Mr. Standfast

"Nothing taken for granted; everything received with gratitude; everything passed on with grace." G. K. Chesterton

August 03, 2004

Eleanor


Eden, as I imagine it, was a very spacious place. Adam and Eve had complete safety, if only they'd kept on trusting God. Not that there were no limits at all, of course. Only God is limitless. But even the limits were for their ultimate safety and good. God set the limits, and they were good.

But when they trusted Satan instead of God in regard to these limits, they fell from grace. They fell from a nearly limitless freedom in intimate relationship with their Father-God, to an existence of narrowness, labor, and the shadow of death. From the broad place, to the narrow place. From freedom to the slavery of the flesh, and the yoke of mortality.

I know a lady--Let's call her Eleanor--an eighty year old woman, who lives in a tiny apartment with all the accumulated belongings of her long life crowded into that one room. And she often mislays things. An old photograph, batteries, a blouse. Well, Eleanor is convinced that her neighbor across the hall possesses a key to her apartment and is sneaking in and stealing these things. Everyone tells her it's not so, but Eleanor is certain. The building superintendent, the local police, everyone has had a go at convincing her that she's just misplacing these objects. But it's no use.
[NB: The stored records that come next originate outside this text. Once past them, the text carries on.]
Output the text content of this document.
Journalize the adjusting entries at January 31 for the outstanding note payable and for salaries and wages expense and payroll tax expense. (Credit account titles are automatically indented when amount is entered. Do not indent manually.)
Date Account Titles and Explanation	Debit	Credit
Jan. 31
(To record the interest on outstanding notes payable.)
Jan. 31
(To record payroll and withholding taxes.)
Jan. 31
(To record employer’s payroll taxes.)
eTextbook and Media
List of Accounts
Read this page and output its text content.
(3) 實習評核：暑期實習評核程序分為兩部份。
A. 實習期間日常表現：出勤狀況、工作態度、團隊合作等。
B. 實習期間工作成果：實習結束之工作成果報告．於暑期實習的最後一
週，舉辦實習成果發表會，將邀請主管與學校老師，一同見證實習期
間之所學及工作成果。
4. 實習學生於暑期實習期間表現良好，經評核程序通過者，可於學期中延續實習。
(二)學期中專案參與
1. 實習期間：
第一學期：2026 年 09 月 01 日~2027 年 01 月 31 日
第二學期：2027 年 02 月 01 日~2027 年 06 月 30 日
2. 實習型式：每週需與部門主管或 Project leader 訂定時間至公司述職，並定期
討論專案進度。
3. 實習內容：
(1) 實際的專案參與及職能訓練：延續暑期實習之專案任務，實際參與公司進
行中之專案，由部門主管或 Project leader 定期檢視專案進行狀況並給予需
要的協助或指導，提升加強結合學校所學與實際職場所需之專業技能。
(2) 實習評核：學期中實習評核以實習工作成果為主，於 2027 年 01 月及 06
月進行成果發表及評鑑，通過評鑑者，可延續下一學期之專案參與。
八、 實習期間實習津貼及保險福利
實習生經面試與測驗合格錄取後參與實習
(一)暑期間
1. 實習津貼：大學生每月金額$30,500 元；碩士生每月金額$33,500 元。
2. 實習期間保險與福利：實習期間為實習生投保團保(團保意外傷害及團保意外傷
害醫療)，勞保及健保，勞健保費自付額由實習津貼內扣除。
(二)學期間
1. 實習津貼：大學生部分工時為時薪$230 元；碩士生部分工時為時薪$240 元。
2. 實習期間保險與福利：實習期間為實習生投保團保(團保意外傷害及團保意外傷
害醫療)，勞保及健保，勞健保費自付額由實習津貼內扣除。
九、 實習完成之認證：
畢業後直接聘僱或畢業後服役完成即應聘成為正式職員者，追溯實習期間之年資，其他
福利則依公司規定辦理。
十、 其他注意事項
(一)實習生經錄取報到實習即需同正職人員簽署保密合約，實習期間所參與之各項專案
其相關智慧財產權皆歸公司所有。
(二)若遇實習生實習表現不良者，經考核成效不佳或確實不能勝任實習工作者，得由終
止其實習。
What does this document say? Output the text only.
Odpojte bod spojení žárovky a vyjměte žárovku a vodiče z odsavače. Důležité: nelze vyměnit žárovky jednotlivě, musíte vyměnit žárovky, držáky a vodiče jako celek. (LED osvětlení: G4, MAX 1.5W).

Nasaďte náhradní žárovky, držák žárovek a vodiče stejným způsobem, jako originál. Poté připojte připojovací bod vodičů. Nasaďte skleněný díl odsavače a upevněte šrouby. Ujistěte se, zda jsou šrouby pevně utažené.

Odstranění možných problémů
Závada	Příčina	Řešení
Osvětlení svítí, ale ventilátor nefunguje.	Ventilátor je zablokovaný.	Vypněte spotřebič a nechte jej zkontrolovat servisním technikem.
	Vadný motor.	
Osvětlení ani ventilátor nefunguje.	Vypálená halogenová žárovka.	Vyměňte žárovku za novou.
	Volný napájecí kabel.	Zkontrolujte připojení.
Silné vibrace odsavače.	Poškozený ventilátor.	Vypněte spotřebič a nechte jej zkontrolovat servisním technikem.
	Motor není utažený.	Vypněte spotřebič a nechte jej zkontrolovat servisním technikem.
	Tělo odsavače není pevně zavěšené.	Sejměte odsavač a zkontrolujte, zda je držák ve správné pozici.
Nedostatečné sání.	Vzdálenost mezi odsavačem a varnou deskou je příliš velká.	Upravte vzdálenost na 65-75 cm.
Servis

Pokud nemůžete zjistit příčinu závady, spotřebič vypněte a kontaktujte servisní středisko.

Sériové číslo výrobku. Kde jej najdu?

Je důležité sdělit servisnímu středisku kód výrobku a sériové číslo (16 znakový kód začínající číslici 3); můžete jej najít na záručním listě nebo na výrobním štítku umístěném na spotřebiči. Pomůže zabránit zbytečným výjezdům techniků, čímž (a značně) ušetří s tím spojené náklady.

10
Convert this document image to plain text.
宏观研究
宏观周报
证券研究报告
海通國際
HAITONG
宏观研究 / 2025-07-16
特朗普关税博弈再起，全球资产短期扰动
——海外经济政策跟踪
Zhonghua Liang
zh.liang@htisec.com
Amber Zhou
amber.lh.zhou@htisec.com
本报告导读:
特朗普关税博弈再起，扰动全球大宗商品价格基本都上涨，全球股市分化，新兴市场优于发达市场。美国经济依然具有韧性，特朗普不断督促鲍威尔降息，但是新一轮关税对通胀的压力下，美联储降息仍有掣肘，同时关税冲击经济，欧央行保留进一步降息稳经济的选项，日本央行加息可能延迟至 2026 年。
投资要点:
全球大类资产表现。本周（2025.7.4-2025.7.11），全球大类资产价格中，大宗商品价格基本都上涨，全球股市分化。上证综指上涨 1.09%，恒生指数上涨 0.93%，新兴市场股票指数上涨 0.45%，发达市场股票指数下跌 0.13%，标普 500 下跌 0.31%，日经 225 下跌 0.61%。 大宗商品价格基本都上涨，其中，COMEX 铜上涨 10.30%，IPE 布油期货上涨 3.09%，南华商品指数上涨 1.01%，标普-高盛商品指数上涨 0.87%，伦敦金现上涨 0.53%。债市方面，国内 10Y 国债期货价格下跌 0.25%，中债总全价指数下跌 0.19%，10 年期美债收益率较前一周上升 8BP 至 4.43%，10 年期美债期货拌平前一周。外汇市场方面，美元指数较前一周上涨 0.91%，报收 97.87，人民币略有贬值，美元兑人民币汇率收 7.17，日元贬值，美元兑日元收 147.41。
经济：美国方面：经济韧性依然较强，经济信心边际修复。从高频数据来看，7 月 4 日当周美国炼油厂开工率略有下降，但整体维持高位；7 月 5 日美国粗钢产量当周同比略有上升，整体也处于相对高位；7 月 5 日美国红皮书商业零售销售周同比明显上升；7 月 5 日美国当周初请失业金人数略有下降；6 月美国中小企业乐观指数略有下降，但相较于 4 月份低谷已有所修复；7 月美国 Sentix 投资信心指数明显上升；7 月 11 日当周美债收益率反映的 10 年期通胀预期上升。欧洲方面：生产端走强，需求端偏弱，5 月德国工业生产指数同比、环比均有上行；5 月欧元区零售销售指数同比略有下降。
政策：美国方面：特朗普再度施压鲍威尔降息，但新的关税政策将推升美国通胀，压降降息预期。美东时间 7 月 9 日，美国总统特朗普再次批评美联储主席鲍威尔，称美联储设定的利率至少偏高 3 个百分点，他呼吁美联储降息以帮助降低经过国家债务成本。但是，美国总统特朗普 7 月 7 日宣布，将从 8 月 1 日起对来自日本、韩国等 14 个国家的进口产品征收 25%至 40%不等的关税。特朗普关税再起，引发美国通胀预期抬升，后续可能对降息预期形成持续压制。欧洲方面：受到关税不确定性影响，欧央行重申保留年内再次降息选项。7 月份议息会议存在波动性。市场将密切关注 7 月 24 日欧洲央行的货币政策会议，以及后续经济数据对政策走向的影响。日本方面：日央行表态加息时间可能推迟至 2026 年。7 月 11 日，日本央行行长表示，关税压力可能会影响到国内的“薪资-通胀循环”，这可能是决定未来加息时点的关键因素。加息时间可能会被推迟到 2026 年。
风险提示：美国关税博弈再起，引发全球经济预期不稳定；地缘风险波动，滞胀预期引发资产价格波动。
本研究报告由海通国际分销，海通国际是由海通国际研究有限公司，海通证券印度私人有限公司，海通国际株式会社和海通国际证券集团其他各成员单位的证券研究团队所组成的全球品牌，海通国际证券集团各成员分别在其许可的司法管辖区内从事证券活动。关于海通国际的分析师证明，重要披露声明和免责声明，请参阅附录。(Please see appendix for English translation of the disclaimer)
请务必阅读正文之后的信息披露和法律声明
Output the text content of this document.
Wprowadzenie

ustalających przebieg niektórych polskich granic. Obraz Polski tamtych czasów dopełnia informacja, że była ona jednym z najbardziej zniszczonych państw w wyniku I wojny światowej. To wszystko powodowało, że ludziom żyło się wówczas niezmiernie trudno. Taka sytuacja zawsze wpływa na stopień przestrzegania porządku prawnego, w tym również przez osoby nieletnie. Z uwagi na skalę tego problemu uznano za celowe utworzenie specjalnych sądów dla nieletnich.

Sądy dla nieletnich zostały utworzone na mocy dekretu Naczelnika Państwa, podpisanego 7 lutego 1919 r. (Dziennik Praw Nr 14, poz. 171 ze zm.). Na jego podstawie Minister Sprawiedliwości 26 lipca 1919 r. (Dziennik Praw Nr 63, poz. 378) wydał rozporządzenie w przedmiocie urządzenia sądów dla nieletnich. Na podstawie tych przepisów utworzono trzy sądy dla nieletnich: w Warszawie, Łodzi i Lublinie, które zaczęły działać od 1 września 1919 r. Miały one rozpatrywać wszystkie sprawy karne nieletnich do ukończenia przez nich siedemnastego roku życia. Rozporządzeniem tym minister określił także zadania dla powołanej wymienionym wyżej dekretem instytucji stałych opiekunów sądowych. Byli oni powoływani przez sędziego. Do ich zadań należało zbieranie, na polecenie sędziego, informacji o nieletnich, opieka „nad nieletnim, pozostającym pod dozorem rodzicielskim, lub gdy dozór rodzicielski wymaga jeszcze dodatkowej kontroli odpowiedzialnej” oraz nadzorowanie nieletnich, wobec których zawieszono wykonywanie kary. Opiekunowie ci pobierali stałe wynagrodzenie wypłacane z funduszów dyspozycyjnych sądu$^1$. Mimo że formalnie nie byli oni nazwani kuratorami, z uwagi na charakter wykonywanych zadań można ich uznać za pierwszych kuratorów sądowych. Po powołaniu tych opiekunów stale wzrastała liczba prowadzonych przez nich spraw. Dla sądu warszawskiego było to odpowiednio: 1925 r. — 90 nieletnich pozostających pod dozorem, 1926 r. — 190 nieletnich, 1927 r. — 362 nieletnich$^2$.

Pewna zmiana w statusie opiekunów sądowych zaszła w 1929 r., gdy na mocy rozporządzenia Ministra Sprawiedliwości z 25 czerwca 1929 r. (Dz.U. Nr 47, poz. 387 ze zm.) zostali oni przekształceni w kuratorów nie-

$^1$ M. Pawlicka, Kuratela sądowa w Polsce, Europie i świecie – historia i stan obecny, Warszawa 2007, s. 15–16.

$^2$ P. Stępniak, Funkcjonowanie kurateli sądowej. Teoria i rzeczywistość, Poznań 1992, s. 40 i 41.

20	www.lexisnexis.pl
Think about poor Eleanor for a moment. She's in a tight place. She wants desperately to be believed. She wants desperately to be considered "in her right mind." And she's terribly hurt that her own children don't believe her. Instead, they trust the other woman, rather than their own mother. It seems to her an act of disloyalty.

It's hard for Eleanor--as with all of us--to admit to the usual failings that come with old age. She wants to be considered sharp, even youthful. She doesn't want to die, and she resists admitting to weakness. And so instead she conceives of her neighbor as her enemy, someone who's out to get her. Probably a member of some cult. A stupid woman. An evil woman. She thrusts upon this innocent bystander the explanation for her increasingly common mental lapses.

I don't even know what to pray for Eleanor. I just pray that the Lord will resolve this problem somehow. Old age can seem very much like that fowler's snare, can it not?